Dee Rimbaud’s Dropping Ecstasy With The Angels is my cup of tea. I love Rimbaud’s work… in small doses and when he steers clear of hyperbole. Indeed four of the poems in this anthology appear in another anthology I selected and edited just a few months ago. A sample of Rimbaud’s tendency to not use a word when a dozen will suffice occurs early in the anthology. ‘When Angels Collide And Bang Their Heads’ is a longish poem which probably would benefit from a severe pruning (as indeed would the title). The second stanza reads thus:
Dull as valium, each grain courses
Its bruised passage into filaments
Of dead skin,
Through eczema miasma,
Into the raw centre
Of sense, sensitivity, sensibility:
Crushing the embers
Of burned out dreams
With an eviscerated fatal finality.
Perhaps before he’d reached ‘eviscerated fatal finality.’ the Captain of Douglas Adams’ Vogan Construction Ship would have hurled Rimbaud into empty space. However the overall feeling I got from reading the anthology in its totality was a deep sense of satisfaction, for when he chooses to Rimbaud can encapsulate a phrase here or a stanza there that says it almost perfectly as in ‘Starbright’ where he dares to rewrite a Keatsian notion and does it surprisingly well; ‘We need nothing/ And we need know nothing,/ But the precious and imprecise beauty of being.’ Or this phrase from the poem ‘intoxicated’ with its warmly humerous observation; ‘The gods are sleeping in heavenly beds,/ Dreaming that all is well with the world.’
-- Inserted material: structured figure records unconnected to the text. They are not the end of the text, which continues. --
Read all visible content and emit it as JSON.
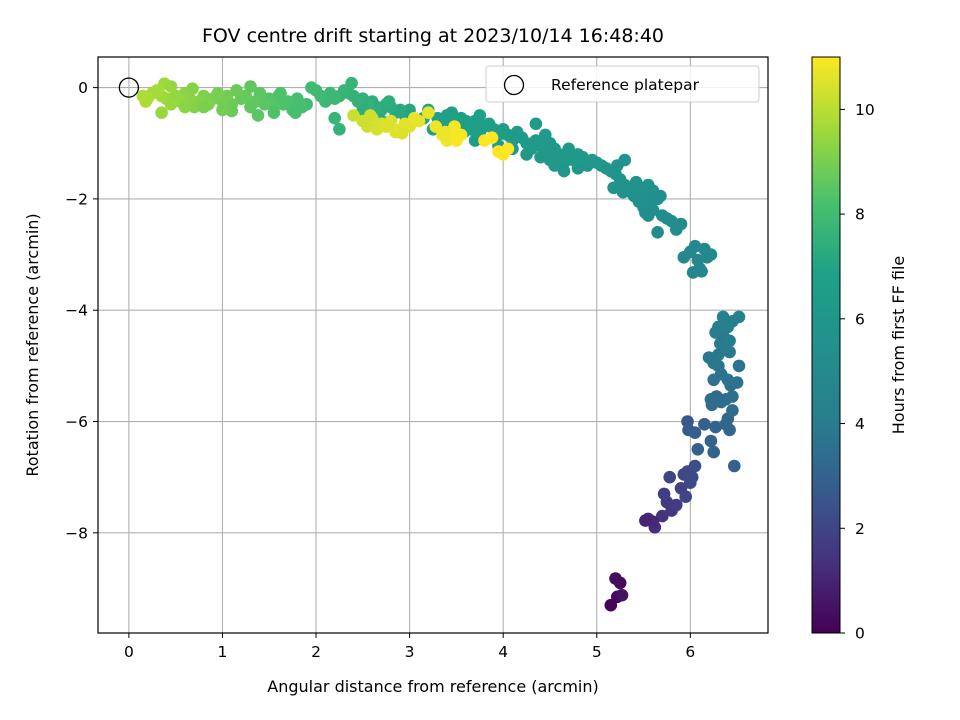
{
  "chart_data": {
    "type": "scatter",
    "title": "FOV centre drift starting at 2023/10/14 16:48:40",
    "xlabel": "Angular distance from reference (arcmin)",
    "ylabel": "Rotation from reference (arcmin)",
    "xlim": [
      -0.33,
      6.83
    ],
    "ylim": [
      -9.8,
      0.55
    ],
    "xticks": [
      0,
      1,
      2,
      3,
      4,
      5,
      6
    ],
    "yticks": [
      0,
      -2,
      -4,
      -6,
      -8
    ],
    "xtick_labels": [
      "0",
      "1",
      "2",
      "3",
      "4",
      "5",
      "6"
    ],
    "ytick_labels": [
      "0",
      "−2",
      "−4",
      "−6",
      "−8"
    ],
    "grid": true,
    "colormap": "viridis",
    "colorbar": {
      "label": "Hours from first FF file",
      "range": [
        0,
        11
      ],
      "ticks": [
        0,
        2,
        4,
        6,
        8,
        10
      ],
      "tick_labels": [
        "0",
        "2",
        "4",
        "6",
        "8",
        "10"
      ]
    },
    "legend": {
      "position": "top-right",
      "entries": [
        {
          "label": "Reference platepar",
          "marker": "open-circle"
        }
      ]
    },
    "reference_point": {
      "x": 0.0,
      "y": 0.0
    },
    "points": [
      [
        5.15,
        -9.3,
        0.1
      ],
      [
        5.22,
        -9.15,
        0.2
      ],
      [
        5.25,
        -8.9,
        0.3
      ],
      [
        5.2,
        -8.82,
        0.4
      ],
      [
        5.27,
        -9.12,
        0.5
      ],
      [
        5.55,
        -7.75,
        1.2
      ],
      [
        5.62,
        -7.9,
        1.3
      ],
      [
        5.7,
        -7.7,
        1.4
      ],
      [
        5.8,
        -7.6,
        1.5
      ],
      [
        5.75,
        -7.45,
        1.6
      ],
      [
        5.85,
        -7.5,
        1.7
      ],
      [
        5.72,
        -7.3,
        1.8
      ],
      [
        5.9,
        -7.2,
        1.9
      ],
      [
        5.95,
        -7.35,
        2.0
      ],
      [
        6.0,
        -7.1,
        2.1
      ],
      [
        5.97,
        -6.9,
        2.2
      ],
      [
        6.05,
        -6.8,
        2.3
      ],
      [
        5.6,
        -7.8,
        1.1
      ],
      [
        5.52,
        -7.78,
        1.0
      ],
      [
        5.78,
        -7.0,
        2.0
      ],
      [
        6.02,
        -7.0,
        2.2
      ],
      [
        5.93,
        -6.95,
        2.1
      ],
      [
        5.97,
        -6.0,
        2.6
      ],
      [
        5.98,
        -6.15,
        2.7
      ],
      [
        6.05,
        -6.2,
        2.8
      ],
      [
        6.08,
        -6.5,
        2.9
      ],
      [
        6.15,
        -6.05,
        2.9
      ],
      [
        6.22,
        -6.35,
        3.0
      ],
      [
        6.25,
        -6.55,
        3.0
      ],
      [
        6.27,
        -6.1,
        3.1
      ],
      [
        6.38,
        -6.05,
        3.1
      ],
      [
        6.4,
        -5.95,
        3.2
      ],
      [
        6.42,
        -6.15,
        3.2
      ],
      [
        6.47,
        -6.8,
        3.0
      ],
      [
        6.23,
        -5.7,
        3.3
      ],
      [
        6.28,
        -5.55,
        3.3
      ],
      [
        6.33,
        -5.65,
        3.4
      ],
      [
        6.38,
        -5.6,
        3.4
      ],
      [
        6.43,
        -5.35,
        3.5
      ],
      [
        6.45,
        -5.55,
        3.5
      ],
      [
        6.45,
        -5.8,
        3.4
      ],
      [
        6.22,
        -5.6,
        3.4
      ],
      [
        6.25,
        -5.25,
        3.6
      ],
      [
        6.3,
        -5.0,
        3.7
      ],
      [
        6.33,
        -5.15,
        3.7
      ],
      [
        6.4,
        -5.25,
        3.6
      ],
      [
        6.42,
        -4.75,
        3.8
      ],
      [
        6.5,
        -5.3,
        3.6
      ],
      [
        6.52,
        -5.0,
        3.7
      ],
      [
        6.2,
        -4.85,
        3.8
      ],
      [
        6.25,
        -4.95,
        3.8
      ],
      [
        6.3,
        -4.8,
        3.9
      ],
      [
        6.35,
        -4.45,
        4.0
      ],
      [
        6.32,
        -4.6,
        4.0
      ],
      [
        6.38,
        -4.65,
        4.0
      ],
      [
        6.27,
        -4.4,
        4.1
      ],
      [
        6.3,
        -4.3,
        4.1
      ],
      [
        6.4,
        -4.3,
        4.2
      ],
      [
        6.45,
        -4.2,
        4.2
      ],
      [
        6.52,
        -4.12,
        4.3
      ],
      [
        6.35,
        -4.12,
        4.3
      ],
      [
        6.42,
        -4.55,
        4.1
      ],
      [
        5.93,
        -3.05,
        4.8
      ],
      [
        6.0,
        -2.95,
        4.8
      ],
      [
        6.05,
        -2.85,
        4.9
      ],
      [
        6.08,
        -3.1,
        4.8
      ],
      [
        6.1,
        -3.25,
        4.7
      ],
      [
        6.15,
        -2.9,
        4.9
      ],
      [
        6.18,
        -3.05,
        4.8
      ],
      [
        6.22,
        -3.0,
        4.9
      ],
      [
        6.03,
        -3.32,
        4.7
      ],
      [
        6.12,
        -3.3,
        4.7
      ],
      [
        5.85,
        -2.55,
        5.1
      ],
      [
        5.8,
        -2.4,
        5.2
      ],
      [
        5.75,
        -2.35,
        5.2
      ],
      [
        5.65,
        -2.6,
        5.0
      ],
      [
        5.7,
        -2.3,
        5.3
      ],
      [
        5.6,
        -2.2,
        5.4
      ],
      [
        5.55,
        -2.3,
        5.4
      ],
      [
        5.5,
        -2.15,
        5.5
      ],
      [
        5.45,
        -2.05,
        5.5
      ],
      [
        5.4,
        -1.95,
        5.6
      ],
      [
        5.35,
        -1.85,
        5.6
      ],
      [
        5.3,
        -1.75,
        5.7
      ],
      [
        5.25,
        -1.65,
        5.7
      ],
      [
        5.2,
        -1.55,
        5.8
      ],
      [
        5.15,
        -1.5,
        5.8
      ],
      [
        5.1,
        -1.45,
        5.9
      ],
      [
        5.05,
        -1.4,
        5.9
      ],
      [
        5.0,
        -1.35,
        6.0
      ],
      [
        5.3,
        -1.3,
        5.8
      ],
      [
        5.22,
        -1.4,
        5.8
      ],
      [
        5.18,
        -1.8,
        5.6
      ],
      [
        5.42,
        -1.7,
        5.7
      ],
      [
        5.48,
        -1.8,
        5.6
      ],
      [
        5.55,
        -1.75,
        5.6
      ],
      [
        5.6,
        -1.85,
        5.5
      ],
      [
        5.65,
        -2.0,
        5.4
      ],
      [
        5.58,
        -2.0,
        5.4
      ],
      [
        5.68,
        -1.95,
        5.4
      ],
      [
        5.5,
        -1.95,
        5.5
      ],
      [
        5.38,
        -1.9,
        5.5
      ],
      [
        5.28,
        -1.88,
        5.6
      ],
      [
        5.52,
        -2.25,
        5.3
      ],
      [
        5.9,
        -2.45,
        5.2
      ],
      [
        4.95,
        -1.3,
        6.0
      ],
      [
        4.9,
        -1.4,
        6.0
      ],
      [
        4.85,
        -1.25,
        6.1
      ],
      [
        4.8,
        -1.45,
        6.0
      ],
      [
        4.75,
        -1.3,
        6.1
      ],
      [
        4.7,
        -1.2,
        6.1
      ],
      [
        4.65,
        -1.35,
        6.1
      ],
      [
        4.6,
        -1.2,
        6.2
      ],
      [
        4.55,
        -1.1,
        6.2
      ],
      [
        4.5,
        -1.0,
        6.2
      ],
      [
        4.45,
        -1.15,
        6.2
      ],
      [
        4.4,
        -1.05,
        6.3
      ],
      [
        4.35,
        -0.95,
        6.3
      ],
      [
        4.3,
        -1.1,
        6.3
      ],
      [
        4.25,
        -1.0,
        6.3
      ],
      [
        4.2,
        -0.9,
        6.4
      ],
      [
        4.15,
        -0.8,
        6.4
      ],
      [
        4.1,
        -0.95,
        6.4
      ],
      [
        4.05,
        -0.85,
        6.4
      ],
      [
        4.0,
        -0.75,
        6.5
      ],
      [
        3.95,
        -0.85,
        6.5
      ],
      [
        3.9,
        -0.75,
        6.5
      ],
      [
        3.85,
        -0.65,
        6.6
      ],
      [
        3.8,
        -0.7,
        6.6
      ],
      [
        3.75,
        -0.8,
        6.6
      ],
      [
        3.7,
        -0.6,
        6.6
      ],
      [
        3.65,
        -0.75,
        6.6
      ],
      [
        3.6,
        -0.6,
        6.7
      ],
      [
        3.55,
        -0.55,
        6.7
      ],
      [
        3.5,
        -0.7,
        6.7
      ],
      [
        3.45,
        -0.6,
        6.7
      ],
      [
        3.4,
        -0.5,
        6.8
      ],
      [
        3.35,
        -0.65,
        6.8
      ],
      [
        3.3,
        -0.55,
        6.8
      ],
      [
        3.25,
        -0.75,
        6.8
      ],
      [
        4.35,
        -0.65,
        6.4
      ],
      [
        4.4,
        -1.25,
        6.2
      ],
      [
        4.55,
        -1.4,
        6.1
      ],
      [
        4.65,
        -1.5,
        6.0
      ],
      [
        4.7,
        -1.1,
        6.2
      ],
      [
        4.8,
        -1.2,
        6.1
      ],
      [
        4.5,
        -1.3,
        6.1
      ],
      [
        4.25,
        -1.2,
        6.2
      ],
      [
        4.45,
        -0.85,
        6.3
      ],
      [
        4.1,
        -1.1,
        6.3
      ],
      [
        3.58,
        -0.8,
        6.6
      ],
      [
        3.7,
        -0.95,
        6.5
      ],
      [
        3.95,
        -1.05,
        6.4
      ],
      [
        3.45,
        -0.45,
        6.8
      ],
      [
        3.75,
        -0.5,
        6.7
      ],
      [
        3.2,
        -0.4,
        7.0
      ],
      [
        3.15,
        -0.55,
        7.0
      ],
      [
        3.0,
        -0.4,
        7.1
      ],
      [
        2.95,
        -0.5,
        7.1
      ],
      [
        2.9,
        -0.4,
        7.2
      ],
      [
        2.85,
        -0.45,
        7.2
      ],
      [
        2.8,
        -0.35,
        7.3
      ],
      [
        2.75,
        -0.3,
        7.3
      ],
      [
        2.7,
        -0.4,
        7.3
      ],
      [
        2.65,
        -0.35,
        7.4
      ],
      [
        2.6,
        -0.25,
        7.4
      ],
      [
        2.55,
        -0.3,
        7.5
      ],
      [
        2.5,
        -0.2,
        7.5
      ],
      [
        2.45,
        -0.25,
        7.6
      ],
      [
        2.4,
        -0.15,
        7.6
      ],
      [
        2.35,
        -0.1,
        7.6
      ],
      [
        2.38,
        0.08,
        7.7
      ],
      [
        2.3,
        -0.05,
        7.7
      ],
      [
        2.25,
        -0.15,
        7.7
      ],
      [
        2.2,
        -0.2,
        7.8
      ],
      [
        2.15,
        -0.1,
        7.8
      ],
      [
        2.1,
        -0.25,
        7.8
      ],
      [
        2.05,
        -0.15,
        7.9
      ],
      [
        2.0,
        -0.05,
        7.9
      ],
      [
        1.95,
        0.0,
        8.0
      ],
      [
        2.5,
        -0.4,
        7.4
      ],
      [
        2.62,
        -0.55,
        7.3
      ],
      [
        2.7,
        -0.6,
        7.2
      ],
      [
        2.78,
        -0.25,
        7.4
      ],
      [
        2.98,
        -0.6,
        7.0
      ],
      [
        2.25,
        -0.75,
        7.6
      ],
      [
        2.2,
        -0.55,
        7.7
      ],
      [
        1.9,
        -0.3,
        8.0
      ],
      [
        1.85,
        -0.35,
        8.1
      ],
      [
        1.8,
        -0.2,
        8.1
      ],
      [
        1.75,
        -0.4,
        8.2
      ],
      [
        1.7,
        -0.25,
        8.2
      ],
      [
        1.65,
        -0.3,
        8.3
      ],
      [
        1.6,
        -0.15,
        8.3
      ],
      [
        1.55,
        -0.35,
        8.4
      ],
      [
        1.5,
        -0.2,
        8.4
      ],
      [
        1.45,
        -0.3,
        8.5
      ],
      [
        1.4,
        -0.1,
        8.5
      ],
      [
        1.35,
        -0.25,
        8.6
      ],
      [
        1.3,
        -0.35,
        8.6
      ],
      [
        1.25,
        -0.15,
        8.7
      ],
      [
        1.2,
        -0.2,
        8.7
      ],
      [
        1.15,
        -0.05,
        8.8
      ],
      [
        1.1,
        -0.3,
        8.8
      ],
      [
        1.05,
        -0.15,
        8.9
      ],
      [
        1.0,
        -0.25,
        8.9
      ],
      [
        0.95,
        -0.1,
        9.0
      ],
      [
        0.9,
        -0.2,
        9.0
      ],
      [
        0.85,
        -0.3,
        9.1
      ],
      [
        0.8,
        -0.15,
        9.1
      ],
      [
        0.75,
        -0.25,
        9.2
      ],
      [
        0.7,
        -0.35,
        9.2
      ],
      [
        0.65,
        -0.2,
        9.3
      ],
      [
        0.6,
        -0.1,
        9.3
      ],
      [
        0.55,
        -0.25,
        9.4
      ],
      [
        0.5,
        -0.15,
        9.4
      ],
      [
        0.45,
        -0.3,
        9.5
      ],
      [
        0.4,
        -0.2,
        9.5
      ],
      [
        0.38,
        0.07,
        9.6
      ],
      [
        0.35,
        -0.15,
        9.6
      ],
      [
        0.3,
        -0.05,
        9.7
      ],
      [
        0.25,
        -0.1,
        9.7
      ],
      [
        0.2,
        -0.2,
        9.8
      ],
      [
        0.15,
        -0.15,
        9.8
      ],
      [
        1.3,
        0.02,
        8.6
      ],
      [
        1.1,
        -0.42,
        8.8
      ],
      [
        0.68,
        -0.02,
        9.2
      ],
      [
        0.35,
        -0.45,
        9.5
      ],
      [
        0.8,
        -0.35,
        9.0
      ],
      [
        1.55,
        -0.45,
        8.3
      ],
      [
        1.78,
        -0.45,
        8.1
      ],
      [
        1.38,
        -0.5,
        8.5
      ],
      [
        1.0,
        -0.4,
        8.9
      ],
      [
        0.6,
        -0.35,
        9.3
      ],
      [
        0.18,
        -0.25,
        9.8
      ],
      [
        0.45,
        0.02,
        9.5
      ],
      [
        1.62,
        -0.1,
        8.3
      ],
      [
        2.4,
        -0.5,
        10.2
      ],
      [
        2.5,
        -0.6,
        10.3
      ],
      [
        2.55,
        -0.7,
        10.3
      ],
      [
        2.6,
        -0.55,
        10.4
      ],
      [
        2.65,
        -0.75,
        10.4
      ],
      [
        2.7,
        -0.65,
        10.4
      ],
      [
        2.75,
        -0.7,
        10.5
      ],
      [
        2.8,
        -0.6,
        10.5
      ],
      [
        2.85,
        -0.8,
        10.5
      ],
      [
        2.9,
        -0.75,
        10.6
      ],
      [
        2.95,
        -0.65,
        10.6
      ],
      [
        3.0,
        -0.7,
        10.6
      ],
      [
        3.05,
        -0.55,
        10.7
      ],
      [
        3.1,
        -0.6,
        10.7
      ],
      [
        3.2,
        -0.45,
        10.7
      ],
      [
        3.28,
        -0.7,
        10.8
      ],
      [
        3.35,
        -0.85,
        10.8
      ],
      [
        3.4,
        -0.95,
        10.8
      ],
      [
        3.45,
        -0.8,
        10.9
      ],
      [
        3.5,
        -0.95,
        10.9
      ],
      [
        3.55,
        -0.85,
        10.9
      ],
      [
        3.48,
        -0.7,
        10.9
      ],
      [
        3.8,
        -0.95,
        11.0
      ],
      [
        3.88,
        -0.9,
        11.0
      ],
      [
        3.95,
        -1.15,
        11.0
      ],
      [
        4.0,
        -1.2,
        11.0
      ],
      [
        4.05,
        -1.1,
        11.0
      ],
      [
        2.58,
        -0.5,
        10.3
      ],
      [
        2.92,
        -0.82,
        10.5
      ],
      [
        3.38,
        -0.8,
        10.8
      ]
    ]
  }
}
Where Rimbaud triumphs is in his vision. His is the most expansive anthology of these three poets, the one which strives most to present something new in form, content and above all in ideas. This is the one which will inspire you if you are a poet and uplift you if you are merely a student or a reader …and I was just about to add that I would definitely purchase this anthology when I suddenly realised that it takes a page and a half to list all the other places where these poems have appeared previously!!!
Oh no! Once again it’s; more of the same!